HN: Yes. There is a registry now (12,500 entries) inherited from KRAIL, but it is inconvenient. We are developing a new product based on the Diia Engine. The goal is to protect vulnerable categories. This is not a registry of “sick” people; it is a self-exclusion registry.
KP: Will players be able to restrict themselves through the “Diia” app?
HN: We plan to make it available through the portal. The maximum term for self-exclusion is 3 years.
KP: Please tell us, what is the current liability for operators who allow such people to play?
HN: The fine is five hundred minimum wages, which is 4 million UAH. Moreover, if an operator allows such a person to play, they must compensate the player for their loss tenfold – directly to the player (the self-excluded person). So, they have to both pay the fine and pay out 10 times more than the person lost.
KP: So, does this mean operators are now genuinely trying to prevent such people from playing?
HN: The illegal market can burst in with some “trashy,” aggressive advertising, earn even more than a legal player in the moment, but quickly disappear for various reasons. Therefore, purely ideologically (I won’t speak about individual cases now), a legal operator does not need a person with an addiction. They are more interested in a player who can stably spend, say, 5% of their income on gaming every month.
In the gambling business, there is a metric called LTV (lifetime value): how much money a player brings to the company over their entire “life” with the product. The cost of acquiring a new player is very high: you pay for traffic, you pay the team. A person suffering from addiction, most likely, brings their last funds. And those are usually not large amounts.
Photo: Playcity Press Service
There, it’s already a pathology: a person goes and sells something from their home to lose it at a casino. Then comes a mountain of problems. Interaction with such a person is difficult, and the money is “not the right kind.”
Therefore, a civilized market – which “white-label” players and we both strive for – is one where gaming is perceived as entertainment. So that people do not participate in gambling to their own detriment. It should be a choice: I have free funds, and I decide whether to go to the cinema, buy a ticket for 200–300 UAH, or place a bet at a casino.
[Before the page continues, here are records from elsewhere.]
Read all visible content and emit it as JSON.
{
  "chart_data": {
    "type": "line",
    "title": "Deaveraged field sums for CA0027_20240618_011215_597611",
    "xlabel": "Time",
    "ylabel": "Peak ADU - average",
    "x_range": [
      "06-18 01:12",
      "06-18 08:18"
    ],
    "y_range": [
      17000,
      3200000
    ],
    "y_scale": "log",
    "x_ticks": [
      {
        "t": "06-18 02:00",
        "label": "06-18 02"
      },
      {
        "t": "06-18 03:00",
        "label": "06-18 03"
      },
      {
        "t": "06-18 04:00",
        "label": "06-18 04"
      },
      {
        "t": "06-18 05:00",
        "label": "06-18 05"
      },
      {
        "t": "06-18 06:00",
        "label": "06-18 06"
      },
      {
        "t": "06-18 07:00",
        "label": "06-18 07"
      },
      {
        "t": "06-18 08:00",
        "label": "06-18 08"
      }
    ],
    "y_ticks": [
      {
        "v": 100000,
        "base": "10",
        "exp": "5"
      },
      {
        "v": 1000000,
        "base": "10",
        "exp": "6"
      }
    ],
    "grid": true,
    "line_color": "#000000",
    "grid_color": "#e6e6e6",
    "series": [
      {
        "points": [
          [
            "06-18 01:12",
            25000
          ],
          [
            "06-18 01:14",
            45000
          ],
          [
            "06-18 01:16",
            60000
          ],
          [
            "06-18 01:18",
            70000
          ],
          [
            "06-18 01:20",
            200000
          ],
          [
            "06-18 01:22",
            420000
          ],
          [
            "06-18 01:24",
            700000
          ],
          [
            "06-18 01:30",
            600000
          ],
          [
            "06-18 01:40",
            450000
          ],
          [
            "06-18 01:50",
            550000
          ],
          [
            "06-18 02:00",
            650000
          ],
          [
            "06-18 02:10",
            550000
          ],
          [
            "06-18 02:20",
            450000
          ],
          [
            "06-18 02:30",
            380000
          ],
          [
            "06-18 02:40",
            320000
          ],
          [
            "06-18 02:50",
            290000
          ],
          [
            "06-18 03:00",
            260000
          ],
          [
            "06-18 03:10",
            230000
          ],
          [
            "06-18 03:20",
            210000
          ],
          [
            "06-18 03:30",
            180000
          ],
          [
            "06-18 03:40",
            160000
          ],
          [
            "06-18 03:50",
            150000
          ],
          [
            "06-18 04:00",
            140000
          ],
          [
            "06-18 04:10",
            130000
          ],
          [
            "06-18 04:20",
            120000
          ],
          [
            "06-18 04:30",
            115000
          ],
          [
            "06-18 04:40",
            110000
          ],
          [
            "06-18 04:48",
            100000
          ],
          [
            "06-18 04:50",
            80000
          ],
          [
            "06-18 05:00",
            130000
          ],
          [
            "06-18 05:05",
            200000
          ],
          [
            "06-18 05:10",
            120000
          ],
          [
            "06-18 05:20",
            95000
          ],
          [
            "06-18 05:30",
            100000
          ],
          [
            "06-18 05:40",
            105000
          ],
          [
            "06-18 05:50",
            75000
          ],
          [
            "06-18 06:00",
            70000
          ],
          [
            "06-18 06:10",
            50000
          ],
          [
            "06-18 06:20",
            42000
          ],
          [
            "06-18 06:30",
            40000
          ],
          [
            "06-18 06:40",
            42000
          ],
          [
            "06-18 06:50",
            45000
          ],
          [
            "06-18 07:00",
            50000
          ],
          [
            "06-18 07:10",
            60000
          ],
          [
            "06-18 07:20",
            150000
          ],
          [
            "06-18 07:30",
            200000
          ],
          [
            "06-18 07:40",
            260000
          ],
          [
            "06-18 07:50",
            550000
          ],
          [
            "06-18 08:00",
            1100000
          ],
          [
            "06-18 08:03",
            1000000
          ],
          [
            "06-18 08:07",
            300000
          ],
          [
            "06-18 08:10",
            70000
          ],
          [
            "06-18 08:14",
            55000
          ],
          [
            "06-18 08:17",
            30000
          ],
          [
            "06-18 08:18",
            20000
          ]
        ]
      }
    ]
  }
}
I make a choice, get an emotion, and stop after that.
The state’s task is not to ban entertainment, but to create conditions where it does not harm the individual. That is why we are investing in a digital self-exclusion registry and communication with citizens and organizers.
KP: How does Playcity see its role in cultivating responsible gaming?
HN: Let’s divide this into response tools and communication tools. What we are already doing – fines for access violations, monitoring – are tools for “educating” the market.
The Ministry of Digital Transformation has adopted new rules for responsible gaming, and limits are currently being developed. Our task here consists of two parts. First, to ensure control over the market’s implementation of these rules. Second, to communicate this to the people.
For example, take that same registry of persons with restricted access to gambling establishments. On one hand, we must technically create the right product – convenient for the player, for us, and for the market. On the other hand, we must inform people that such a registry exists. I am sure that the majority of the population today simply does not know about this restriction tool.
The involvement of the National Bank of Ukraine is equally important. Without synchronization with the financial regulator, it is impossible to effectively counter illegal market schemes – p2p transfers, miscoding, and bypassing financial controls through which illegal operators evade responsibility. The Ministry of Digital Transformation is currently helping to involve the banking regulator in the reform.
This is our role: working with the market and working with citizens. And, of course, a separate role in communication is explaining to people what the illegal market is, why it exists, and what risks it poses to both the player and the state as a whole.